Hemoptysis - _Misanthropic Slaughter_
(Metal Matters, 2010)
by: Aly Hassab El Naby (5.5 out of 10)
Just like many bands in the Pacific Northwest of America take influences from the surrounding mountains, forests and vast areas of uncharted wilderness, and incorporate it into their Cascadian black metal, Hemoptysis attempts the same from their hometown of Phoenix in the state of Arizona. Of course the surroundings are entirely different over there. The open uncharted wilderness is there, but it's surrounded by a barren desert with a scorching sun that's strong enough to compete with African Sahara on a winter morning. So if one were to imagine how the hot desert would influence a metal band, it wouldn't be far off the mark to assume an angry, frustrated band. This is what I was expecting from Hemoptysis before listening to their debut full-length _Misanthropic Slaughter_ and my expectations were met, albeit in a rather mediocre manner.

The anger is there on _Misanthropic Slaughter_, but it does not gather any momentum to really make an impact.
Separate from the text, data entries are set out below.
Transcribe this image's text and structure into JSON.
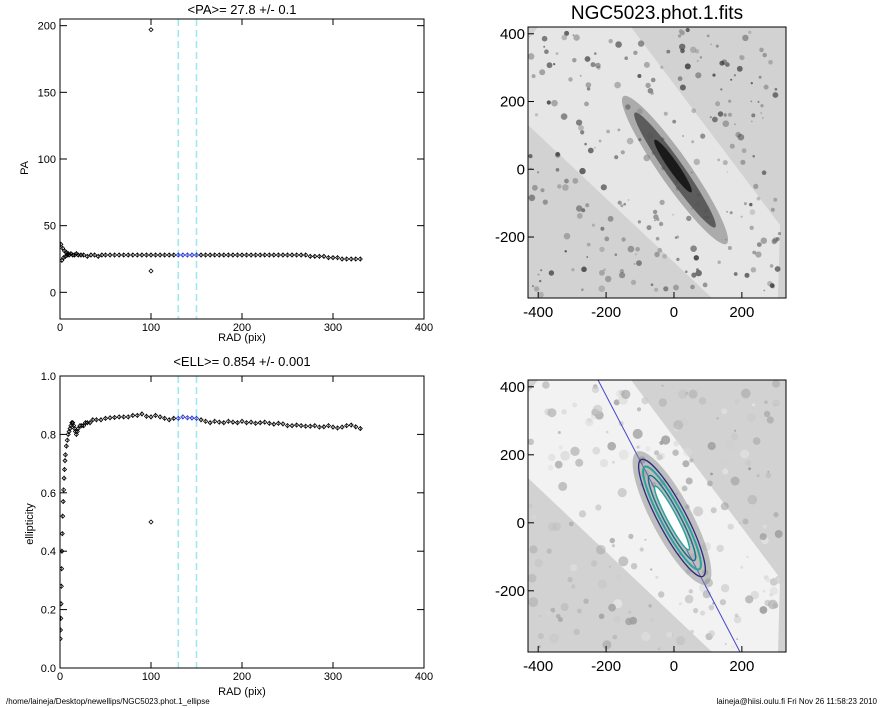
{
  "chart_data": [
    {
      "id": "pa",
      "type": "scatter",
      "title": "<PA>=  27.8 +/-   0.1",
      "xlabel": "RAD (pix)",
      "ylabel": "PA",
      "xlim": [
        0,
        400
      ],
      "ylim": [
        -20,
        205
      ],
      "xticks": [
        "0",
        "100",
        "200",
        "300",
        "400"
      ],
      "xtick_values": [
        0,
        100,
        200,
        300,
        400
      ],
      "yticks": [
        "0",
        "50",
        "100",
        "150",
        "200"
      ],
      "ytick_values": [
        0,
        50,
        100,
        150,
        200
      ],
      "vlines": [
        130,
        150
      ],
      "highlight_range": [
        130,
        150
      ],
      "outliers": [
        [
          100,
          197
        ],
        [
          100,
          16
        ]
      ],
      "series": [
        {
          "x": [
            1,
            2,
            3,
            4,
            5,
            6,
            7,
            8,
            9,
            10,
            12,
            14,
            16,
            18,
            20,
            23,
            26,
            30,
            34,
            38,
            42,
            46,
            50,
            55,
            60,
            65,
            70,
            75,
            80,
            85,
            90,
            95,
            100,
            105,
            110,
            115,
            120,
            125,
            130,
            135,
            140,
            145,
            150,
            155,
            160,
            165,
            170,
            175,
            180,
            185,
            190,
            195,
            200,
            205,
            210,
            215,
            220,
            225,
            230,
            235,
            240,
            245,
            250,
            255,
            260,
            265,
            270,
            275,
            280,
            285,
            290,
            295,
            300,
            305,
            310,
            315,
            320,
            325,
            330
          ],
          "y": [
            36,
            24,
            33,
            26,
            31,
            27,
            30,
            28,
            29,
            28,
            29,
            28,
            28,
            29,
            28,
            28,
            28,
            27,
            28,
            28,
            27,
            28,
            28,
            28,
            28,
            28,
            28,
            28,
            28,
            28,
            28,
            28,
            28,
            28,
            28,
            28,
            28,
            28,
            28,
            28,
            28,
            28,
            28,
            28,
            28,
            28,
            28,
            28,
            28,
            28,
            28,
            28,
            28,
            28,
            28,
            28,
            28,
            28,
            28,
            28,
            28,
            28,
            28,
            28,
            28,
            28,
            28,
            27,
            27,
            27,
            27,
            26,
            26,
            26,
            25,
            25,
            25,
            25,
            25
          ]
        }
      ]
    },
    {
      "id": "ell",
      "type": "scatter",
      "title": "<ELL>= 0.854 +/-  0.001",
      "xlabel": "RAD (pix)",
      "ylabel": "ellipticity",
      "xlim": [
        0,
        400
      ],
      "ylim": [
        0,
        1
      ],
      "xticks": [
        "0",
        "100",
        "200",
        "300",
        "400"
      ],
      "xtick_values": [
        0,
        100,
        200,
        300,
        400
      ],
      "yticks": [
        "0.0",
        "0.2",
        "0.4",
        "0.6",
        "0.8",
        "1.0"
      ],
      "ytick_values": [
        0,
        0.2,
        0.4,
        0.6,
        0.8,
        1.0
      ],
      "vlines": [
        130,
        150
      ],
      "highlight_range": [
        130,
        150
      ],
      "outliers": [
        [
          100,
          0.5
        ]
      ],
      "series": [
        {
          "x": [
            0.3,
            0.6,
            0.9,
            1.2,
            1.5,
            1.8,
            2.1,
            2.5,
            3,
            3.5,
            4,
            4.5,
            5,
            5.5,
            6,
            7,
            8,
            9,
            10,
            11,
            12,
            13,
            14,
            15,
            16,
            17,
            18,
            19,
            20,
            22,
            24,
            26,
            28,
            30,
            33,
            36,
            40,
            45,
            50,
            55,
            60,
            65,
            70,
            75,
            80,
            85,
            90,
            95,
            100,
            105,
            110,
            115,
            120,
            125,
            130,
            135,
            140,
            145,
            150,
            155,
            160,
            165,
            170,
            175,
            180,
            185,
            190,
            195,
            200,
            205,
            210,
            215,
            220,
            225,
            230,
            235,
            240,
            245,
            250,
            255,
            260,
            265,
            270,
            275,
            280,
            285,
            290,
            295,
            300,
            305,
            310,
            315,
            320,
            325,
            330
          ],
          "y": [
            0.1,
            0.13,
            0.17,
            0.22,
            0.28,
            0.34,
            0.4,
            0.46,
            0.52,
            0.57,
            0.61,
            0.65,
            0.68,
            0.71,
            0.73,
            0.76,
            0.78,
            0.8,
            0.81,
            0.82,
            0.83,
            0.84,
            0.84,
            0.83,
            0.82,
            0.81,
            0.8,
            0.81,
            0.82,
            0.83,
            0.83,
            0.83,
            0.84,
            0.84,
            0.84,
            0.85,
            0.85,
            0.85,
            0.855,
            0.857,
            0.858,
            0.86,
            0.86,
            0.86,
            0.865,
            0.865,
            0.87,
            0.862,
            0.86,
            0.865,
            0.86,
            0.855,
            0.85,
            0.855,
            0.855,
            0.86,
            0.857,
            0.856,
            0.855,
            0.85,
            0.845,
            0.84,
            0.845,
            0.842,
            0.84,
            0.845,
            0.842,
            0.84,
            0.845,
            0.84,
            0.842,
            0.838,
            0.84,
            0.842,
            0.838,
            0.835,
            0.838,
            0.836,
            0.83,
            0.83,
            0.832,
            0.83,
            0.828,
            0.828,
            0.83,
            0.825,
            0.826,
            0.83,
            0.825,
            0.822,
            0.825,
            0.83,
            0.832,
            0.826,
            0.82
          ]
        }
      ]
    }
  ],
  "images": {
    "top": {
      "title": "NGC5023.phot.1.fits",
      "xlim": [
        -430,
        330
      ],
      "ylim": [
        -380,
        420
      ],
      "xticks": [
        "-400",
        "-200",
        "0",
        "200"
      ],
      "xtick_values": [
        -400,
        -200,
        0,
        200
      ],
      "yticks": [
        "-200",
        "0",
        "200",
        "400"
      ],
      "ytick_values": [
        -200,
        0,
        200,
        400
      ]
    },
    "bottom": {
      "title": "",
      "xlim": [
        -430,
        330
      ],
      "ylim": [
        -380,
        420
      ],
      "xticks": [
        "-400",
        "-200",
        "0",
        "200"
      ],
      "xtick_values": [
        -400,
        -200,
        0,
        200
      ],
      "yticks": [
        "-200",
        "0",
        "200",
        "400"
      ],
      "ytick_values": [
        -200,
        0,
        200,
        400
      ]
    }
  },
  "colors": {
    "highlight": "#2233cc",
    "vline": "#9fe8ee",
    "contour": "#2aa39a",
    "major_axis": "#4444cc"
  },
  "footer": {
    "left": "/home/laineja/Desktop/newellips/NGC5023.phot.1_ellipse",
    "right": "laineja@hiisi.oulu.fi  Fri Nov 26 11:58:23 2010"
  }
}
The title track comes in first, and it boasts some feel-good melodies -- and I mean that in a non-angry metal kind of way. These melodies are available all around _Misanthropic Slaughter_ really, and they serve the function of taking a little bit of the metallic edge off the album. The guitar tone is not muddy and the riffs are very clear, yet they do lack a certain sonic punch. Tracks like "Hopeless", "Blood Storm" and a few others lug a guitar tone that is similar to those from the old school of heavy metal. The bass guitar sounds inconsistent throughout the record in terms of volume, while the vocals don't conform to the classical ways like the guitars; they actually sound like a raspy hybrid of a young Tom Angelripper and Angela Gossow circa _Anthems of Rebellion_.

Perhaps the most commendable trait here is the fact that most of the tracks are individually recognizable and don't bleed into each other. There are some things that could have sounded better with some extra work in the mixing phase, especially the sound of the drums on "Shadow of Death" and the volume levels of the bass guitar on a number of tracks. Of course these are things that every young band must learn eventually, but a picky listener like me would point them out every time as production flaws. For now, Hemoptysis has the individual skills every band needs to make a bigger name for itself, but they might benefit from some extra pre-production hours in the studio with later releases.